Sunday, March 29, 2009

How to make an apron

First drink a big caramel latte. Then ask the child to pick out a fabric. Take a zillion things downstairs (sewing requires lots of crap). Put child to bed. Make the apron. (Ha, you thought I'd give you actual directions?) Crow with joy because you got it finished before she woke up. Crow some more because she LOVES it and won't take it off.

Saturday, March 28, 2009

Grouse doggies

Ruby is becoming more and more articulate by the day, but sometimes it's a race between her burgeoning verbal skills and the growing complexities of her ideas. She's starting to get the hang of clauses (!I know!) and uses words and phrases like:
"when" (When you bite it, you eat it)
"hardly" (You can hardly see the donuts!)
"because" (Ruby crying because she have tears in her eyes)
"I wonder..." (I wonder if Coco is hiding)

But on the other hand, she'll screw up simple things like:
"Touch his ball eyes" (our poor cat's eyeball)
"It be loud. It able be loud"
"Thirsty about water kefir"
"Careful be!"

Usually, she's the narrator of my life, and keeps me grounded in facts. "That is a door. You open it with a key." I have to agree.

Sometimes it's just all nonsense. "Whoa, there goes doach." Or my favorite so far, "My hat is full of grouse doggies."

Monday, March 16, 2009

The disappearer

Ruby took my cable needle proclaiming that she was going to knit with it. I looked down for about 3 minutes to work in my gorgeous new stitch markers that came in the mail. I looked up and asked where my cable needle went, and they were gone.

She pointed me to the coffee table, then to the couch, then she just started to ask me for it, so she could knit with it again. I asked her "Did you put it in the animal box?" and she answered yes. It was not there. I asked, "Did you drop it in the doll house?" and she said yes again. Two year olds are not to be trusted! I looked under the couches, the bookshelf, the tv, the desk, the changing table (aka the thing that holds the 20 remotes we have in the house), in the dollhouse, the toy bin with small toys, and under all the couch cushions. I cleaned out my knitting bag, my needle bag, my small stuff bag, but no luck. I now have a very organized knitting bag, and a relatively dust free living room (I vacuumed in the process), but no cable needle.

Where could a cable needle go in 3 minutes? Apparently into another dimension.

Thursday, March 12, 2009

Overheard

I can't seem to make a coherent post about the various interesting things I've noted about Ruby recently, so I'm just piling them together.

Ruby holding a cat toy in one hand and a plastic egg in the other:

Egg: Would you eat this, cat toy?
Cat toy: Would you get on there, egg?
Egg: Sure cat toy.

Sitting on the toilet trying to poop, I thought she was making a profound statement on the state of our economy:

Ruby: It is hard times.

Ruby often gets self conscious when I look at her playing or singing, so I usually try not to make a big deal of watching her. But the other day she was singing Twinkle Twinkle and she was so damn cute, I was looking at her with a big smile, and she yelled, "Mama don't laugh! I'm not cute, just a big girl!" So I looked away and laughed into my sleeve.

One of her favorite songs these days is a Raffi song about picking a bale of cotton. So several times I hear, "Pick a dale a cop!"

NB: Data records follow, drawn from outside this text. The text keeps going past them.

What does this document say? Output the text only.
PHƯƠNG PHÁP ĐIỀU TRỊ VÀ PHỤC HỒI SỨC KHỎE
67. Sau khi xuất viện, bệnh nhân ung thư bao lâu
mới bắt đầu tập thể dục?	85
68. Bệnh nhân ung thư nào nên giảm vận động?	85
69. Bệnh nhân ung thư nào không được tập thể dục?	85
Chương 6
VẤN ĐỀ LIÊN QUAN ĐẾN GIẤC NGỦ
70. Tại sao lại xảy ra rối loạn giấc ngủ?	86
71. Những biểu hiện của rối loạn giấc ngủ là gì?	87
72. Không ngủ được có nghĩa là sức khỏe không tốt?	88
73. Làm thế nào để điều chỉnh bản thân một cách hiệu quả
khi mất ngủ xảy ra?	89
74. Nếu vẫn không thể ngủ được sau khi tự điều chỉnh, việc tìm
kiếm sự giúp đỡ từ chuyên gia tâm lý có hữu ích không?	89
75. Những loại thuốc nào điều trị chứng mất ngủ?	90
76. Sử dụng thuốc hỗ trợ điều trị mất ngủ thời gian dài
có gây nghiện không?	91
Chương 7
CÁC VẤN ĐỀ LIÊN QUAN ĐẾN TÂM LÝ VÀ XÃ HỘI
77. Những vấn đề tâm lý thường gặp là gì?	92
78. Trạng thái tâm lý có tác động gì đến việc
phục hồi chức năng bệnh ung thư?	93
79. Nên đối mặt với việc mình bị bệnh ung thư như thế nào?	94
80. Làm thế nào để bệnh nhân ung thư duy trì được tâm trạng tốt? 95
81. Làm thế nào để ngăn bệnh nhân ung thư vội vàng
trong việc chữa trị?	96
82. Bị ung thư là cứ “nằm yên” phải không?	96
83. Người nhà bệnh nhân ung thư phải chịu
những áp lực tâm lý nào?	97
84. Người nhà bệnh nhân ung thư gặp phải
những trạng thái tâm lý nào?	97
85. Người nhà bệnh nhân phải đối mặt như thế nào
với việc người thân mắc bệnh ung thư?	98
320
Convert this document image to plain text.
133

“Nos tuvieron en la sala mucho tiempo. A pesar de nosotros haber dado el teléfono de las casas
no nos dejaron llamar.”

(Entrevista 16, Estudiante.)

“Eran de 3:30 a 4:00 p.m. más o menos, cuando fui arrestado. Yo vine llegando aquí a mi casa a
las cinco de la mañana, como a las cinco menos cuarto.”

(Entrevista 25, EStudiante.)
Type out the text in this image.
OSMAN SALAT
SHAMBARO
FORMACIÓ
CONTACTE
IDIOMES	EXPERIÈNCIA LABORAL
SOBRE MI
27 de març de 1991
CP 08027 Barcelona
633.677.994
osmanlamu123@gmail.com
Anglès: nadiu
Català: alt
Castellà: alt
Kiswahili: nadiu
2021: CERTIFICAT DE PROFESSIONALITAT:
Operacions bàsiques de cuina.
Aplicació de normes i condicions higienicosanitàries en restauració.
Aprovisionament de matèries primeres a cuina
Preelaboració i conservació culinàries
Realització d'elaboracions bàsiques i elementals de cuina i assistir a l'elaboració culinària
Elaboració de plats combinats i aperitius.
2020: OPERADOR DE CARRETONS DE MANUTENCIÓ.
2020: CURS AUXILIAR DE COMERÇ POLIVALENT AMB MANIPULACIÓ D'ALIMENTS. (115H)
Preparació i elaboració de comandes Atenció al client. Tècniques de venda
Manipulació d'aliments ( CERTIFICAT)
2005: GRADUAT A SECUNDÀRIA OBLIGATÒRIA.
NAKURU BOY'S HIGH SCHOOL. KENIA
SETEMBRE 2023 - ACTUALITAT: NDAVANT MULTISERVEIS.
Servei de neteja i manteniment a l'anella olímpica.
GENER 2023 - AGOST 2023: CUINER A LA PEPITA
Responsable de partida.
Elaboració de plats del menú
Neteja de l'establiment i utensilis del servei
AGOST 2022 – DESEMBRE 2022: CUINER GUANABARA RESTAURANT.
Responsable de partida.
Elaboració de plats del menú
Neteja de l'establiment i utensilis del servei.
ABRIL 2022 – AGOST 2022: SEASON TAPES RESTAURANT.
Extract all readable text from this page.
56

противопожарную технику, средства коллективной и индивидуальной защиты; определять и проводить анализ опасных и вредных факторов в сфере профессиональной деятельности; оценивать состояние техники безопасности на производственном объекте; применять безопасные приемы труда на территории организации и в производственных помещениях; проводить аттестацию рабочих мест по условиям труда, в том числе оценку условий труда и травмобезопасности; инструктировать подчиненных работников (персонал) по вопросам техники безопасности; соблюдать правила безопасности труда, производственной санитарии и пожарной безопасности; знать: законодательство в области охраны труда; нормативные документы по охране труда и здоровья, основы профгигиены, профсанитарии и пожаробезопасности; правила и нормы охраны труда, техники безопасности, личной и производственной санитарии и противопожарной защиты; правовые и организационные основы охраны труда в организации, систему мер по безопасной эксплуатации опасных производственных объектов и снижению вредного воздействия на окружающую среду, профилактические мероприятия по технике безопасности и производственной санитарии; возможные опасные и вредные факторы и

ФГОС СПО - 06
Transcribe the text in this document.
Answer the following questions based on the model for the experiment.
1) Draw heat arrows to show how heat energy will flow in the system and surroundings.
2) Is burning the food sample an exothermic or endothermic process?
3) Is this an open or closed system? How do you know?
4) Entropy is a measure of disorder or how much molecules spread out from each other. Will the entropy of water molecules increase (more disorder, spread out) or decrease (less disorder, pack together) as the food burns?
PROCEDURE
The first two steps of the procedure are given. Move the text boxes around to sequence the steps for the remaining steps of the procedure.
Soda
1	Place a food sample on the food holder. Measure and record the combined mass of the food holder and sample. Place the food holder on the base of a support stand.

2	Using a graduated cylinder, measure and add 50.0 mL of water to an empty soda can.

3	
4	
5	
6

At bedtime, she goes to her "bedcave". And she calls her bedroom "Ruby's living room". She usually likes the dark, but lately, she likes to have the light on so she can play. So as a preemptive move before going upstairs, she always makes sure to vehemently insist (about 20 times in a row-- those of you with 2 year olds know that that's an understatement), "NO TURN THE LIGHT OFF IN RUBY'S LIVING ROOM!"

Good times.

Friday, March 06, 2009

Bad Theatre

Last night I went with a couple friends to see a play at the University called "Night Train to Bolina". It was horrible. I spent the entire first half waiting for the intermission that would just not come. I tried to fall asleep like a couple people I spotted, but that didn't work. The actress was far too shrill. She angrily shouted every single one of her lines to the point of comedy.

"You have a FEVER! I need to you to take you to the HOSPITAL!" She yelled into his face as she held her dying friend tenderly.

Except nobody was laughing because we were all so embarrassed for her. The other actor was actually rather charming-- if he was supposed to be mentally disabled.

We fled at intermission and happened to come across another U show that was happening at the Xperimental theatre, and thought we'd pop in. It had to at least be more hip. Well, two guys were sitting at a table, one of them was eating, and the other was pontificating and telling theatre nerd stories and inside jokes. It showed no signs of getting any more interesting than a pompous guy at a party telling a long and pointless story about his trip overseas. So after rather rudely giggling and whispering loudly in the back row, the three of us left in the middle of the show, clunking our boots loudly on the way out.

At least we bonded over beers at the Triple Rock talking about how we could have possibly spent a collective $45 on the worst night of theatre ever.